While "The Host" looks as good or better than most Hollywood blockbusters, it wisely avoids most of the predictable clichés and plot twists that often ruin the best of them. Since Bong's monster movie is set in the real world where attacking giant monsters has its repercussions, one quickly realizes it's not wise to get too attached to anyone. While some of those decisions might not be so popular, they create a more believable story, even if it's just because the cute kid in it is too busy trying to keep from being eaten by the monster to name it and treat it like a pet--the common practice in Japanese monster movies. Things like that should quickly dispel any easy comparisons, as "The Host" sets the new bar for future movies in the genre. The Host looks better than most Hollywood blockbusters, it wisely and thankfully avoids most of the predictable clichés and same boring plot twists that end up ruining other movies. Since Bong's creature feature is set in the real world where attacking giant monsters has its repercussions, we realize very quickly that it's not wise to get too attached to anyone. While some of those decisions might not be so popular, they end up creating a more realistic and believable story, even if it's just because the kid in it is too busy trying to keep from being eaten by the monster to name it and even treat it like a pet (which is the common practice in Japanese monster movies.) Things like that should quickly dispel any easy comparisons, as The Host is unique in a lot of ways and sets a new bar for creature movies.

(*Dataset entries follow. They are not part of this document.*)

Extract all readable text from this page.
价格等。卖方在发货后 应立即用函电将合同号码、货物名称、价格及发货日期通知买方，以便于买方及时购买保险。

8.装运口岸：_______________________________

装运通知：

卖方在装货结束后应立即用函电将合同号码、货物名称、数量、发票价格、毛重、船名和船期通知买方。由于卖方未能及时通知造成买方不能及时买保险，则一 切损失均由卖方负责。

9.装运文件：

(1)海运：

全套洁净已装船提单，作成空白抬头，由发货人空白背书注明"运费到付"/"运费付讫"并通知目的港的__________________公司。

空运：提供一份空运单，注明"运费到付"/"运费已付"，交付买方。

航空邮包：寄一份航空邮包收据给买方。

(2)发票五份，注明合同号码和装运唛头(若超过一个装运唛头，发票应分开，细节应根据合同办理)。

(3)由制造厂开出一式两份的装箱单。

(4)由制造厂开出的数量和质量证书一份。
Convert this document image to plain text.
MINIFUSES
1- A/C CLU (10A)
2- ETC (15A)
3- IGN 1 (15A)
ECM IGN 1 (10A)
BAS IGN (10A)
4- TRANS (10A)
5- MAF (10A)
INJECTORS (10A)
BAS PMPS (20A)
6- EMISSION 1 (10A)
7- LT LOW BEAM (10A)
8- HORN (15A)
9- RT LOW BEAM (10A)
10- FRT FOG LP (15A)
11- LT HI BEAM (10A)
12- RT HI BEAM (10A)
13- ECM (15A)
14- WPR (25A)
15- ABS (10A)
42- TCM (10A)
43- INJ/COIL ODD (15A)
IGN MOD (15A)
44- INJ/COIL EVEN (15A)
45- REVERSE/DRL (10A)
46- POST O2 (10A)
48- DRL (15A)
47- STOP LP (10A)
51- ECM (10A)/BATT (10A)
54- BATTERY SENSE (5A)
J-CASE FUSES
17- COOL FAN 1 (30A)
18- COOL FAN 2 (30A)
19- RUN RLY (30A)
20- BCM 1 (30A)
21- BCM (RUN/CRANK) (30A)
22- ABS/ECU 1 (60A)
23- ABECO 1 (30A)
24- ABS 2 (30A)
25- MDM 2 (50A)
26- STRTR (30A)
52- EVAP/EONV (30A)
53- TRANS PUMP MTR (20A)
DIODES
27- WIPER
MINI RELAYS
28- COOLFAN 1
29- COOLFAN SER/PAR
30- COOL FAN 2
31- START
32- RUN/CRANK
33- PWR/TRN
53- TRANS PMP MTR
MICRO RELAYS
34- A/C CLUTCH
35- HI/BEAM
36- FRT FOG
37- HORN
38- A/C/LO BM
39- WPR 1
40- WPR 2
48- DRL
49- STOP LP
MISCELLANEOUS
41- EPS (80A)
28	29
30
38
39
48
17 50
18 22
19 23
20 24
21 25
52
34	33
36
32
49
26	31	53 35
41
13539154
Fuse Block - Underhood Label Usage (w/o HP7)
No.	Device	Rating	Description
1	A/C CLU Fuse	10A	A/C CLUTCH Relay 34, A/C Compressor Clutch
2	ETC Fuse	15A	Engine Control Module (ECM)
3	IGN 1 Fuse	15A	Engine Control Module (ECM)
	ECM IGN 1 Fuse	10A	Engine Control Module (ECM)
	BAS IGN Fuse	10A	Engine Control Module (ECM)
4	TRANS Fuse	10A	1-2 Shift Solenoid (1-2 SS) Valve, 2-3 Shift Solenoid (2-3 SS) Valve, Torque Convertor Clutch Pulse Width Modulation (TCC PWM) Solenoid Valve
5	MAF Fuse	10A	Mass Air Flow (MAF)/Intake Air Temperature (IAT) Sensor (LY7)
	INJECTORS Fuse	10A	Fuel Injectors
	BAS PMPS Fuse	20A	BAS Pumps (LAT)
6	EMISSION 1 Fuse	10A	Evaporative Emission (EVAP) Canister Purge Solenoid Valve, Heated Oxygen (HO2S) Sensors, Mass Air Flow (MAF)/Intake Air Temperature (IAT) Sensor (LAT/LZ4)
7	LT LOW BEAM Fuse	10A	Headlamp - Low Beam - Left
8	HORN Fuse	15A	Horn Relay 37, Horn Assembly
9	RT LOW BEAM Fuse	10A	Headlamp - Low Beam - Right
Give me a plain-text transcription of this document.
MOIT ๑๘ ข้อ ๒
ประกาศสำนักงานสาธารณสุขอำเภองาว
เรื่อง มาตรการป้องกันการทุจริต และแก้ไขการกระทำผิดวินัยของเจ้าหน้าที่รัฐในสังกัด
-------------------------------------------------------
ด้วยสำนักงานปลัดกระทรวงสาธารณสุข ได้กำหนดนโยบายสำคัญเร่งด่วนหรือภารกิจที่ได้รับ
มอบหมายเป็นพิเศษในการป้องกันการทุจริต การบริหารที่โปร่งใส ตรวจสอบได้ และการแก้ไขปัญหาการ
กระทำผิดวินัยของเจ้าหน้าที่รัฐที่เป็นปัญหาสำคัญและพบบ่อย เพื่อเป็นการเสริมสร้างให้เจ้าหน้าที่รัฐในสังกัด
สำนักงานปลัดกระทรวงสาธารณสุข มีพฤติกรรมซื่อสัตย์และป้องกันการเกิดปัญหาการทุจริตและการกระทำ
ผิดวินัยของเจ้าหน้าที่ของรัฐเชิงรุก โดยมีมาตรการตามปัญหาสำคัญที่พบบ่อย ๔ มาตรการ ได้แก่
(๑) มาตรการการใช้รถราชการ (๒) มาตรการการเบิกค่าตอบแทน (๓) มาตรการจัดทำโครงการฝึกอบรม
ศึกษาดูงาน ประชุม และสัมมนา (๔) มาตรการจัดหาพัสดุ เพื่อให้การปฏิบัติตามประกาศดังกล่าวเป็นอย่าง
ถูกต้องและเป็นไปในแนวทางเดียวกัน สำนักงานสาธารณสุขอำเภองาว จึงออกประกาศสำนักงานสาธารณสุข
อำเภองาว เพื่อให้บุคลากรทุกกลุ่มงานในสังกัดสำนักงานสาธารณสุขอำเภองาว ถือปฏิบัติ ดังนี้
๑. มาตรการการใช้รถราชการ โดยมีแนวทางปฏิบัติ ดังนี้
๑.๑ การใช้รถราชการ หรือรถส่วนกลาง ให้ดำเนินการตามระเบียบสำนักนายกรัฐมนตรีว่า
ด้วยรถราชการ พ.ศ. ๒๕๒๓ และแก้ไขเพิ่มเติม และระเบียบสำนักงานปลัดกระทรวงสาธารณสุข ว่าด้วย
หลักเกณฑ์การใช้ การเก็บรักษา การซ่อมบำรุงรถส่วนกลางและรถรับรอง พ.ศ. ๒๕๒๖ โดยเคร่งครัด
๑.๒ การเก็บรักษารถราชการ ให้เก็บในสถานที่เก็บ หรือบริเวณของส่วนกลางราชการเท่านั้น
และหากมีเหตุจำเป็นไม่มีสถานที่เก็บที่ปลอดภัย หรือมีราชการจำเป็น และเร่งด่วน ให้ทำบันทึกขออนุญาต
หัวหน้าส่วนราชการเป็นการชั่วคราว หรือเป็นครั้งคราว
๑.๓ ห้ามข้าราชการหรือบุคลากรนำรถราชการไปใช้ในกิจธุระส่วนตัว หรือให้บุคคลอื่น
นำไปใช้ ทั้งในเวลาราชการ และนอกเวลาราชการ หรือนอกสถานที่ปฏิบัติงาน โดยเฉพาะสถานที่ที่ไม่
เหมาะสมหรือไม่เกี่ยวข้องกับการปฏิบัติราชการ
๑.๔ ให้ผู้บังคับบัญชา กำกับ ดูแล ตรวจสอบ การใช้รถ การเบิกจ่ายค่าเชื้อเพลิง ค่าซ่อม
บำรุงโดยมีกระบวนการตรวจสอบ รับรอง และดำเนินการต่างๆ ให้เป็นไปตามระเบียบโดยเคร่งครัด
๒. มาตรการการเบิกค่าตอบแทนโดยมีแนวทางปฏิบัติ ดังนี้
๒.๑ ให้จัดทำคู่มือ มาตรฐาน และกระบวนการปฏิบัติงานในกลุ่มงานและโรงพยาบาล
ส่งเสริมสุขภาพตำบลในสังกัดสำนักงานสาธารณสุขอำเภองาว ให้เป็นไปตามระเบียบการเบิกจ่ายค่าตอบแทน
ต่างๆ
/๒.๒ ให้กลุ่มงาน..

The Host proves director Bong Joon-ho to be another groundbreaking Korean director who knows how to make an extremely entertaining movie filled with excitement and tension, making The Host one of those unforgettable movie experiences that's so rare. As hard as it is to rate horror movies such as these, being the only dysfunctional family monster movie from Korea or elsewhere, its brilliance and originality of filmmaking makes it evidently clear how much genius is at work behind every single frame.

This is definetely a must see for horror fans as you will enjoy its originality, humor, and of course all of the juicy blood and violence, after all it wouldn't be able to score a 92% approval rating on rotten tomatoes (at the time of this typing) if it wasn't a good film.